80x512p16x16_paper: This weight is the pre-trained weight used to calculate the numbers in the paper, trained on our old unpolished code. Cannot be used for visualizations due to a minor difference in the decoder structure.
80x512p16x16_0425: This weight is a pre-trained weight that is trained with the current code to check reproducibility.
80x208p16x16_0422: This weight is a pre-trained weight that is trained with the current code to check reproducibility.

FYI: You can check a notebook that summarizes EVAR task results.

5-1. Network Structure Details

Our ViT network implementation has three minor differences from the original MAE implementation, due to historical reason. (We have already been testing based on pengzhiliang/MAE-pytorch in late 2021, before the MAE implementation became available.)

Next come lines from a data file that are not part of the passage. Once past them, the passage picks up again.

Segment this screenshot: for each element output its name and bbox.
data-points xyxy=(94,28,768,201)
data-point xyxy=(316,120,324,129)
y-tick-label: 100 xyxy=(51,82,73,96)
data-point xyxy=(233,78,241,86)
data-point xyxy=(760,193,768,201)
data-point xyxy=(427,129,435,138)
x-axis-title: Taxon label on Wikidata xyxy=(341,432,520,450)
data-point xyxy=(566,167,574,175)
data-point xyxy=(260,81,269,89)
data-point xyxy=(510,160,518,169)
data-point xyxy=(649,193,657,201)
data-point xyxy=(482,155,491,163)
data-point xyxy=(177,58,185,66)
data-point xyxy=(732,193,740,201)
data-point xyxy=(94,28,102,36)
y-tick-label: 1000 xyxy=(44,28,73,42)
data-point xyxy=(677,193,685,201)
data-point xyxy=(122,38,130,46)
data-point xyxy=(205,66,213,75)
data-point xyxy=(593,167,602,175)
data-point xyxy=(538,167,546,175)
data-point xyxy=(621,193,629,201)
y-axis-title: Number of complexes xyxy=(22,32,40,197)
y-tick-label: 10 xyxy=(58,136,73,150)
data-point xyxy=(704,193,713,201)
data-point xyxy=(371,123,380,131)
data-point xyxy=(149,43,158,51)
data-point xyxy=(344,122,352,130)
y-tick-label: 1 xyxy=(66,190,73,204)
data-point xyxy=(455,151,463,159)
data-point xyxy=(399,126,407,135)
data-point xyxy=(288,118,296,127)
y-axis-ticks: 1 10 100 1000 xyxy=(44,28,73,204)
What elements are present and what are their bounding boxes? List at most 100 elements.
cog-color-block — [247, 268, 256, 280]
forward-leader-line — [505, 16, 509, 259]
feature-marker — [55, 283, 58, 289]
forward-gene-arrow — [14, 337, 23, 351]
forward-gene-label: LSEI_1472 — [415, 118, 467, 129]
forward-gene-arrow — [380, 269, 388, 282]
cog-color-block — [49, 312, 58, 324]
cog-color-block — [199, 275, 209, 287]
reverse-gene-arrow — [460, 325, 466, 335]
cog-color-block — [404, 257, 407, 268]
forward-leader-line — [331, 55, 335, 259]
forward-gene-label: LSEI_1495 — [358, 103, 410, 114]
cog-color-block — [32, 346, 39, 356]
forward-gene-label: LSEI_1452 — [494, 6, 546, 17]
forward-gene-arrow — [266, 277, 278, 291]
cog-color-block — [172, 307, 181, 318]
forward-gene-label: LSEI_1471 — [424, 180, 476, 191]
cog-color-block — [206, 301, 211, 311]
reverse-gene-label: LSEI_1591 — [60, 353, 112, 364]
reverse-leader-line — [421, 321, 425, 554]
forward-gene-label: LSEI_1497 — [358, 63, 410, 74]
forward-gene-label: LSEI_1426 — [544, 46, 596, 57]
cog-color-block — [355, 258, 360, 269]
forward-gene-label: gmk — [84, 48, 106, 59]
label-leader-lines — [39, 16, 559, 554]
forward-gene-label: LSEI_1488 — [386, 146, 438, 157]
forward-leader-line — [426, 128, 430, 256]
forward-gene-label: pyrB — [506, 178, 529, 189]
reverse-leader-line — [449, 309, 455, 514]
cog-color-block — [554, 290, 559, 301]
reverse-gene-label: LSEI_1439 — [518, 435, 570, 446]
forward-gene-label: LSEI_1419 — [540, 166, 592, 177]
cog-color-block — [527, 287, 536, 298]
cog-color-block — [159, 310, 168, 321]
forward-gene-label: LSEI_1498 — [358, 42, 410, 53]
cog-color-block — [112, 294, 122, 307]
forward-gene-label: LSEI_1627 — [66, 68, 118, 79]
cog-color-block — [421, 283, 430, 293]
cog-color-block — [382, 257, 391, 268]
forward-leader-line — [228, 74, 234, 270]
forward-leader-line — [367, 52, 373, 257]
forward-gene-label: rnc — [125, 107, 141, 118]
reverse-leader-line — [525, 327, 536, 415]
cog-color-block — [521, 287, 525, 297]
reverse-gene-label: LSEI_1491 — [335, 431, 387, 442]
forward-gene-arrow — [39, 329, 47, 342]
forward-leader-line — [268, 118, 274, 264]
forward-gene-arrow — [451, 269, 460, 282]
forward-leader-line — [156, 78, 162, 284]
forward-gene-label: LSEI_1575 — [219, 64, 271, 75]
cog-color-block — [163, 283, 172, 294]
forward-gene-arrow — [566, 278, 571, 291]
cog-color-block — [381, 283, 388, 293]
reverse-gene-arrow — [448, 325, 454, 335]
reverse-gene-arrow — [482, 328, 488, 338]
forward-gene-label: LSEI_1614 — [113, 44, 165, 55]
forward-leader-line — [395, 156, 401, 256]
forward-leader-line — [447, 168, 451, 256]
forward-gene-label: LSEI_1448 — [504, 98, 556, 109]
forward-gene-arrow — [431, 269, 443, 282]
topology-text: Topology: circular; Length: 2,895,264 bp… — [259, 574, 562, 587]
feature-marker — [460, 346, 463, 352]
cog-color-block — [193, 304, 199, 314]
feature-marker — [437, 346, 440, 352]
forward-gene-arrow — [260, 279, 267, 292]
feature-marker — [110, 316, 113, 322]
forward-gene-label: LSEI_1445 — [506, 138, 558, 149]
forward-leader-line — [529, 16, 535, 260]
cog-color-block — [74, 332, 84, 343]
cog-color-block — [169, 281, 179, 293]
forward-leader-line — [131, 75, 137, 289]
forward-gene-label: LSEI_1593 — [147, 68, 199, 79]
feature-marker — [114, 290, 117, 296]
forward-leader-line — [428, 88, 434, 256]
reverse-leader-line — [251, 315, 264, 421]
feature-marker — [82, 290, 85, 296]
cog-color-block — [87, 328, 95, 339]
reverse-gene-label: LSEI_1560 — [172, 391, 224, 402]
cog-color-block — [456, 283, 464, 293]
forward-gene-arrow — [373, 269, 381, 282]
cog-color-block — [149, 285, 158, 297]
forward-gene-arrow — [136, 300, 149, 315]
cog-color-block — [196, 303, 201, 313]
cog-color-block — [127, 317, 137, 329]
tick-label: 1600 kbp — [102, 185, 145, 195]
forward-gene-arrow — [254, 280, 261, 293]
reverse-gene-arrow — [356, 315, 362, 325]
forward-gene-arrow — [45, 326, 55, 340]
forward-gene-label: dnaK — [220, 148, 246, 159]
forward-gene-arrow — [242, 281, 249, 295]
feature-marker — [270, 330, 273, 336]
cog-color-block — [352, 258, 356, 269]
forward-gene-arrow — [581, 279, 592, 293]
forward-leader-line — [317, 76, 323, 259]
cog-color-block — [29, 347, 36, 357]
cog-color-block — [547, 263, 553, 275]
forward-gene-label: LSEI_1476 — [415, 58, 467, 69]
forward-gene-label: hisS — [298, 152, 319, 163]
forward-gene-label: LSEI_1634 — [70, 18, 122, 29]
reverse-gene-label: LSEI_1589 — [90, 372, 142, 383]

Our implementation follows BEiT, where the k bias is always zero in the Attention calculation. Though it is explained to be equivalent in terms of calculation results, we keep this implementation in our network for better reproducibility.
[CLS] token is removable by the option --no_cls_token.
The decoder uses 1d positional embedding. You can switch to the 2d version by the option --dec_pos_2d.

6. License

See LICENSE for details.

Acknowledgements

Our code is based on the MAE PyTorch/GPU re-implementation of the paper Masked Autoencoders Are Scalable Vision Learners.
We also refer to another implementation of MAE, pengzhiliang/MAE-pytorch.
We use nnAudio (KinWaiCheuk/nnAudio) for converting raw audio into log-mel spectrogram.

We appreciate these publicly available implementations and all the modules our experiments heavily depend on!